Good directors establish a feeling in their films – an overall aesthetic that the audience can identify as a consistent signature. That feeling almost always comes from an absolute committment to only attaching themselves to material that inspires them. This is why I was so disappointed with the massively overpraised Oscar winner The Departed (2006) and the watchable but hollow Shutter Island (2010). Martin Scorsese is undeniably one of the finest and most accomplished directors in the history of cinema. But even the great Scorsese stumbles, and I submit to you, my loyal readers, that in both of these cases he was not inspired by the material.
Look at Christopher Nolan’s career post Memento: Insomnia (2002), Batman Begins (2005), The Prestige (2006), The Dark Knight (2008), and Inception (2010).
We now know what a Christopher Nolan film is going to look and feel like.

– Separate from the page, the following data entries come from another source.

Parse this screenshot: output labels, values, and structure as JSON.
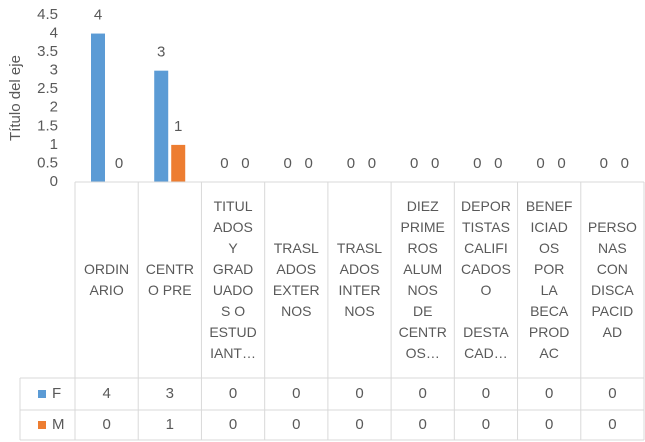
{
  "chart_data": {
    "type": "bar",
    "y_axis_title": "Título del eje",
    "categories": [
      "ORDIN\nARIO",
      "CENTR\nO PRE",
      "TITUL\nADOS\nY\nGRAD\nUADO\nS O\nESTUD\nIANT…",
      "TRASL\nADOS\nEXTER\nNOS",
      "TRASL\nADOS\nINTER\nNOS",
      "DIEZ\nPRIME\nROS\nALUM\nNOS\nDE\nCENTR\nOS…",
      "DEPOR\nTISTAS\nCALIFI\nCADOS\nO\n\nDESTA\nCAD…",
      "BENEF\nICIAD\nOS\nPOR\nLA\nBECA\nPROD\nAC",
      "PERSO\nNAS\nCON\nDISCA\nPACID\nAD"
    ],
    "series": [
      {
        "name": "F",
        "color": "#5b9bd5",
        "values": [
          4,
          3,
          0,
          0,
          0,
          0,
          0,
          0,
          0
        ]
      },
      {
        "name": "M",
        "color": "#ed7d31",
        "values": [
          0,
          1,
          0,
          0,
          0,
          0,
          0,
          0,
          0
        ]
      }
    ],
    "ylim": [
      0,
      4.5
    ],
    "yticks": [
      0,
      0.5,
      1,
      1.5,
      2,
      2.5,
      3,
      3.5,
      4,
      4.5
    ],
    "grid": false,
    "data_table": true
  }
}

He has become one of Hollywood’s most reliable storytellers. His films are dark but not gloomy. His characters are searching with a purpose – and they are cast well. His stories have an urgency that are always meshed beautifully with the musical score. His films have heart. He always has a vision.
As ‘Leonard’ says to ‘Natalie,’ “There are things you know for sure.” Well, I know for sure I will always remember ‘Sammy Jankis.’
And it all began ten years ago this week with a ‘little’ film called Memento.